La transition écologique devient un critère de référence pour les activités des établissements et des opérateurs. L’échelle des sites est particulièrement appropriée pour concevoir et déployer ces instruments de sensibilisation et de formation. Les collaborations régionales seront encouragées.
Les établissements d’enseignement supérieur accéléreront et renforceront leur implication. Dans le respect de leur autonomie, les établissements trouveront une source d’enrichissement dans l’échange et dans le partage des contenus d’enseignement et de projets concrets. L’inscription dans des démarches de labellisation des politiques d’établissements, largement entamée, sera encouragée.

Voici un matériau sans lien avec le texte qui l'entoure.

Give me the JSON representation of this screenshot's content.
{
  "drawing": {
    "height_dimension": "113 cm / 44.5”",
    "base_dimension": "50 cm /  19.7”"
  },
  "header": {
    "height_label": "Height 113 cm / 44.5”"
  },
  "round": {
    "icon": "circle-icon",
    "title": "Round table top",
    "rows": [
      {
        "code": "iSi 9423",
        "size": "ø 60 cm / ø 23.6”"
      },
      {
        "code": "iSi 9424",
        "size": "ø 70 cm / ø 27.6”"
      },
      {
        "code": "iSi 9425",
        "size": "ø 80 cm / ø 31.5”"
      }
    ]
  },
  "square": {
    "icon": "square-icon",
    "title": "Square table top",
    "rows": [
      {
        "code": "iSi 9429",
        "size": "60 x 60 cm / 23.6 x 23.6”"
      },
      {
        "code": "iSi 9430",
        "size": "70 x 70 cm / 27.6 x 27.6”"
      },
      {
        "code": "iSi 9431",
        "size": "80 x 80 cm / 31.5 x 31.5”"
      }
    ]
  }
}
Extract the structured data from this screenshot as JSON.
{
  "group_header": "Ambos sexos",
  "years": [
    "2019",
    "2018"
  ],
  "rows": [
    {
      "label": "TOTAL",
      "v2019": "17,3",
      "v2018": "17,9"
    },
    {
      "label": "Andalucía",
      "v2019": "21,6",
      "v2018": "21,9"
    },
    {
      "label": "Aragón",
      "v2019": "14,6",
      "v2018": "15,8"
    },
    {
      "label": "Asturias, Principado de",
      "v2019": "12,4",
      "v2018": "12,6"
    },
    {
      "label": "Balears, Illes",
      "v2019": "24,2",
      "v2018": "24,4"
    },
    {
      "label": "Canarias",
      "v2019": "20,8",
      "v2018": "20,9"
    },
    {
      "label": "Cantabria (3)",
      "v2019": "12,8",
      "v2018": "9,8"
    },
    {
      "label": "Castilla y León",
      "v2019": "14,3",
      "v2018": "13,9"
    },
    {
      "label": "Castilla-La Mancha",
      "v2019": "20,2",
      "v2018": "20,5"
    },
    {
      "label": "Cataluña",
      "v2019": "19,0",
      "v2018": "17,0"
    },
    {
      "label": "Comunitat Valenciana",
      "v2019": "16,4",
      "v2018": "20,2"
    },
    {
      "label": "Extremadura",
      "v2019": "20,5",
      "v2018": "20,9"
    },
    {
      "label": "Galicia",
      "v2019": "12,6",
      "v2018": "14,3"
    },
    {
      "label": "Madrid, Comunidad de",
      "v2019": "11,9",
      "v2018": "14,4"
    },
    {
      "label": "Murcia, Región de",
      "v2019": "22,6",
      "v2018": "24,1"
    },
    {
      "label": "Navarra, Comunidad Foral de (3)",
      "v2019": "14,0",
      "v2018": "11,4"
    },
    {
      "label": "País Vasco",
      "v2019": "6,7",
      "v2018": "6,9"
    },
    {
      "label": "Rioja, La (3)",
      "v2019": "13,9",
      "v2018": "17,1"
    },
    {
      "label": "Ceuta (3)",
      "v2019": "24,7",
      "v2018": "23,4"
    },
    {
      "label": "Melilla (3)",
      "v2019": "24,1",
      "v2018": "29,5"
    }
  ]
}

La mobilisation des personnels de l’enseignement supérieur sera favorisée. La formation des formateurs est une priorité. Par ailleurs, tous les personnels de l’enseignement supérieur pourront être bénéficiaires d’une sensibilisation aux enjeux de la transition écologique.
La mobilisation des étudiants sera encouragée. En complément des contenus pédagogiques, l’engagement des étudiants dans des projets concrets de transition écologique, soutenus localement par des référents, sera une clef de réussite.
Faciliter et suivre le déploiement des propositions. L’organisation du partage des ressources et des expériences, via des plateformes d’échange, sera déterminant pour atteindre la mobilisation de tous les acteurs.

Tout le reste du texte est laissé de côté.